そんなモンスターがKO勝ちにこだわる転機になった夜がある。
2013年8月25日、プロ4戦目。20歳の井上は日本ライトフライ級王者・田口良一(ワタナベ)に挑戦した。試合1年前のスパーリングでは、3ラウンドでダウンを2度奪った相手。井上がいつ倒すか、それが戦前の予想だった。

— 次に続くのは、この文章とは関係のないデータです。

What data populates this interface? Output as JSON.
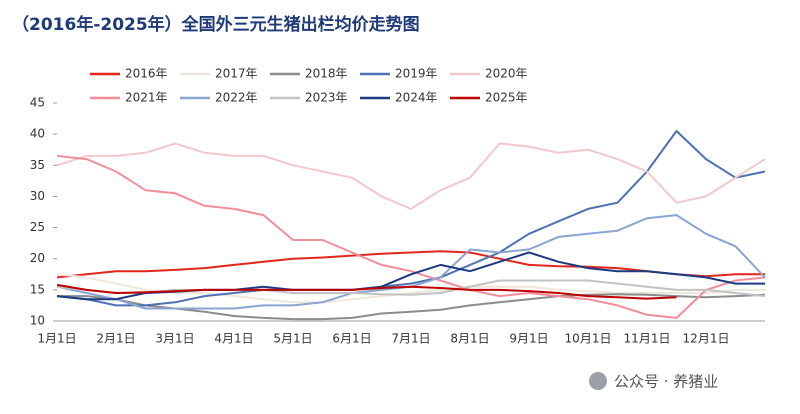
{
  "chart_data": {
    "type": "line",
    "title": "（2016年-2025年）全国外三元生猪出栏均价走势图",
    "footer": "公众号 · 养猪业",
    "categories": [
      "1月1日",
      null,
      "2月1日",
      null,
      "3月1日",
      null,
      "4月1日",
      null,
      "5月1日",
      null,
      "6月1日",
      null,
      "7月1日",
      null,
      "8月1日",
      null,
      "9月1日",
      null,
      "10月1日",
      null,
      "11月1日",
      null,
      "12月1日",
      null,
      null
    ],
    "ylim": [
      10,
      45
    ],
    "yticks": [
      10,
      15,
      20,
      25,
      30,
      35,
      40,
      45
    ],
    "legend": "top",
    "series": [
      {
        "name": "2016年",
        "color": "#e3251c",
        "values": [
          17,
          17.5,
          18,
          18,
          18.2,
          18.5,
          19,
          19.5,
          20,
          20.2,
          20.5,
          20.8,
          21,
          21.2,
          21,
          20,
          19,
          18.8,
          18.7,
          18.5,
          18,
          17.5,
          17.2,
          17.5,
          17.5
        ]
      },
      {
        "name": "2017年",
        "color": "#efe6dc",
        "values": [
          17.5,
          17,
          16,
          15,
          14.5,
          14.5,
          14,
          13.5,
          13,
          13,
          13.5,
          14,
          14.5,
          15,
          15.5,
          15.5,
          15.5,
          15,
          14.8,
          14.5,
          14.5,
          14.5,
          14.5,
          15,
          15
        ]
      },
      {
        "name": "2018年",
        "color": "#8c8c8c",
        "values": [
          14,
          14,
          13.5,
          12.5,
          12,
          11.5,
          10.8,
          10.5,
          10.3,
          10.3,
          10.5,
          11.2,
          11.5,
          11.8,
          12.5,
          13,
          13.5,
          14,
          14.2,
          14.3,
          14.2,
          14,
          13.8,
          14,
          14.2
        ]
      },
      {
        "name": "2019年",
        "color": "#4d72b3",
        "values": [
          14,
          13.5,
          12.5,
          12.5,
          13,
          14,
          14.5,
          15,
          15,
          15,
          15,
          15.5,
          16,
          17,
          19,
          21,
          24,
          26,
          28,
          29,
          34,
          40.5,
          36,
          33,
          34
        ]
      },
      {
        "name": "2020年",
        "color": "#f3c8cc",
        "values": [
          35,
          36.5,
          36.5,
          37,
          38.5,
          37,
          36.5,
          36.5,
          35,
          34,
          33,
          30,
          28,
          31,
          33,
          38.5,
          38,
          37,
          37.5,
          36,
          34,
          29,
          30,
          33,
          36
        ]
      },
      {
        "name": "2021年",
        "color": "#f28e9a",
        "values": [
          36.5,
          36,
          34,
          31,
          30.5,
          28.5,
          28,
          27,
          23,
          23,
          21,
          19,
          18,
          16.5,
          15,
          14,
          14.5,
          14,
          13.5,
          12.5,
          11,
          10.5,
          15,
          16.5,
          17
        ]
      },
      {
        "name": "2022年",
        "color": "#8aa5d2",
        "values": [
          15.5,
          14.5,
          13.5,
          12,
          12,
          12,
          12,
          12.5,
          12.5,
          13,
          14.5,
          15,
          15.5,
          17,
          21.5,
          21,
          21.5,
          23.5,
          24,
          24.5,
          26.5,
          27,
          24,
          22,
          17
        ]
      },
      {
        "name": "2023年",
        "color": "#c2c2c2",
        "values": [
          15.5,
          15,
          14.5,
          14.5,
          15,
          15,
          15,
          15,
          14.5,
          14.5,
          14.5,
          14.3,
          14.2,
          14.5,
          15.5,
          16.5,
          16.5,
          16.5,
          16.5,
          16,
          15.5,
          15,
          15,
          14.5,
          14
        ]
      },
      {
        "name": "2024年",
        "color": "#1b3a82",
        "values": [
          14,
          13.5,
          13.5,
          14.5,
          14.7,
          15,
          15,
          15.5,
          15,
          15,
          15,
          15.5,
          17.5,
          19,
          18,
          19.5,
          21,
          19.5,
          18.5,
          18,
          18,
          17.5,
          17,
          16,
          16
        ]
      },
      {
        "name": "2025年",
        "color": "#c00000",
        "values": [
          15.8,
          15,
          14.5,
          14.6,
          14.8,
          15,
          15,
          15,
          15,
          15,
          15,
          15.3,
          15.5,
          15.3,
          15,
          15,
          14.8,
          14.5,
          14,
          13.8,
          13.6,
          13.8,
          null,
          null,
          null
        ]
      }
    ]
  }
}
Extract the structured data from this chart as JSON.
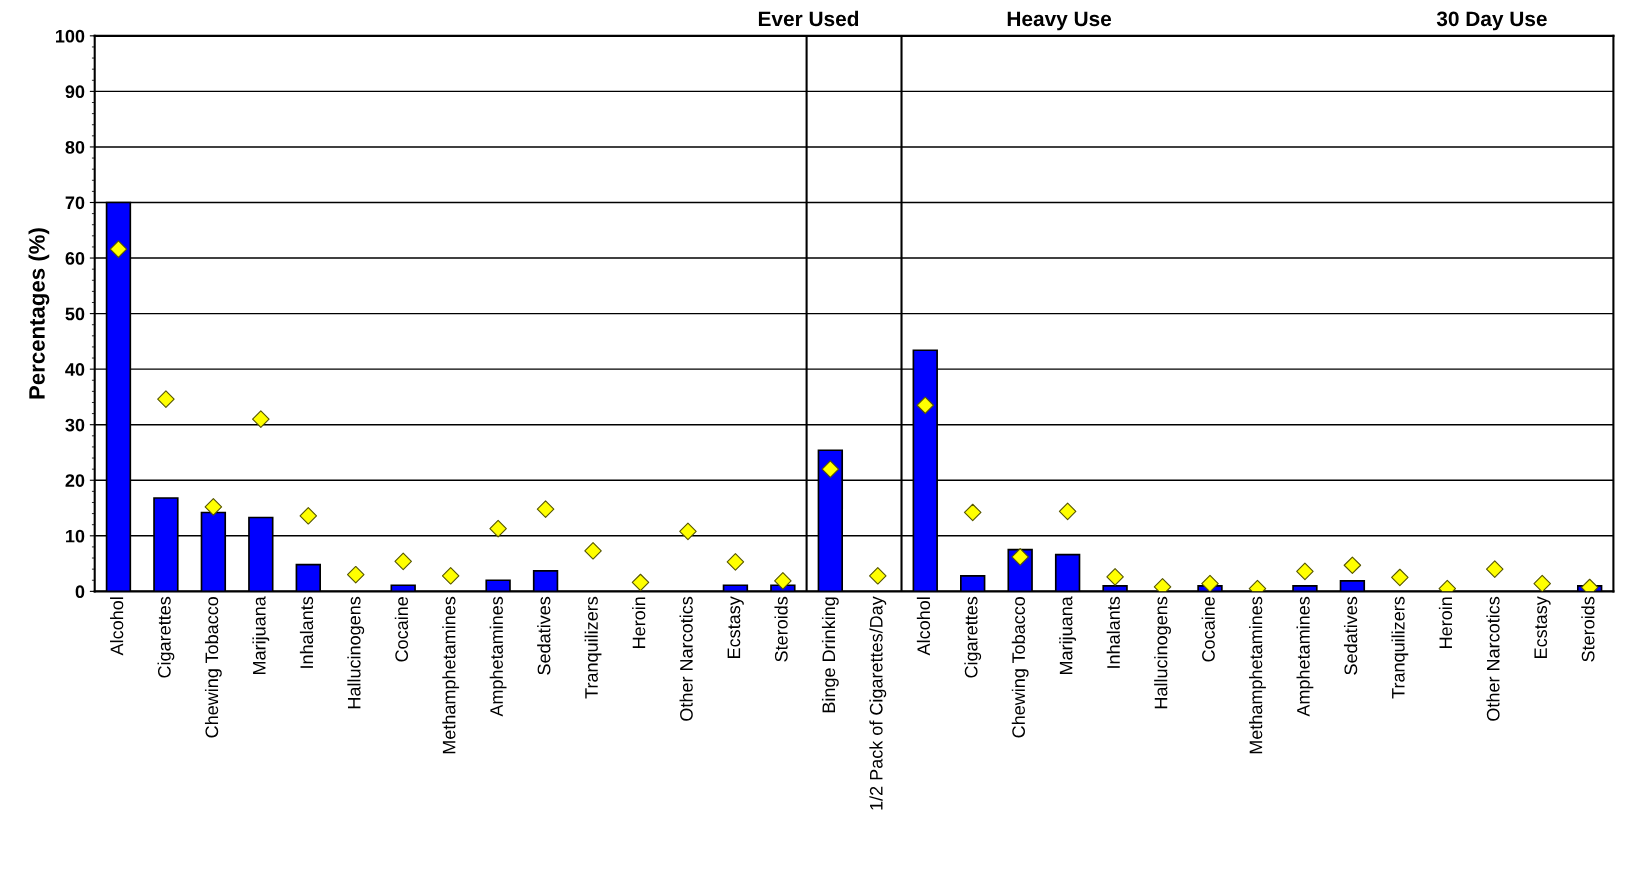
{
  "chart_data": {
    "type": "bar",
    "ylabel": "Percentages (%)",
    "categories": [
      "Alcohol",
      "Cigarettes",
      "Chewing Tobacco",
      "Marijuana",
      "Inhalants",
      "Hallucinogens",
      "Cocaine",
      "Methamphetamines",
      "Amphetamines",
      "Sedatives",
      "Tranquilizers",
      "Heroin",
      "Other Narcotics",
      "Ecstasy",
      "Steroids",
      "Binge Drinking",
      "1/2 Pack of Cigarettes/Day",
      "Alcohol",
      "Cigarettes",
      "Chewing Tobacco",
      "Marijuana",
      "Inhalants",
      "Hallucinogens",
      "Cocaine",
      "Methamphetamines",
      "Amphetamines",
      "Sedatives",
      "Tranquilizers",
      "Heroin",
      "Other Narcotics",
      "Ecstasy",
      "Steroids"
    ],
    "series": [
      {
        "color": "#0000ff",
        "values": [
          70,
          16.8,
          14.2,
          13.3,
          4.8,
          0,
          1.1,
          0,
          2,
          3.7,
          0,
          0,
          0,
          1.1,
          1.1,
          25.4,
          0,
          43.4,
          2.8,
          7.5,
          6.6,
          1.0,
          0,
          1.0,
          0,
          1.0,
          1.9,
          0,
          0,
          0,
          0,
          1.0
        ]
      },
      {
        "type": "scatter",
        "color": "#ffff00",
        "marker": "diamond",
        "values": [
          61.6,
          34.6,
          15.2,
          31.0,
          13.6,
          3.0,
          5.4,
          2.8,
          11.3,
          14.8,
          7.3,
          1.6,
          10.8,
          5.3,
          1.9,
          22.0,
          2.8,
          33.5,
          14.2,
          6.2,
          14.4,
          2.6,
          0.8,
          1.4,
          0.5,
          3.6,
          4.7,
          2.5,
          0.5,
          4.0,
          1.4,
          0.7
        ]
      }
    ],
    "ylim": [
      0,
      100
    ],
    "yticks": [
      0,
      10,
      20,
      30,
      40,
      50,
      60,
      70,
      80,
      90,
      100
    ],
    "grid": "y",
    "annotations": [
      "Ever Used",
      "Heavy Use",
      "30 Day Use"
    ]
  }
}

しかし、リングで構え合った瞬間に違和感を覚えた。「想定より当てにくい。構えに懐の深さがあった」。王者の巧みなボディーワークにより、パンチが紙一重で当たらない。再三の左フック、ボディーでも倒せなかった。「数センチの差。数センチずれることで、倒せるパンチが倒せないパンチになった」。判定勝ちに終わり、少々不満げな客席に悔しさを味わった。
「プロとして、倒すボクシングを見せなきゃ」
現在までの30戦でダウンすら奪えなかった唯一の試合だ。以降は重心を落とし、よりパンチに力を乗せるスタイルに変貌。多少のリスクを冒しても攻撃重視を貫いた。「自分に求められるのは何なのか。それはわかっている」。あの判定決着から追求を続け、“歴代No.1”のKOアーティストに上り詰めた。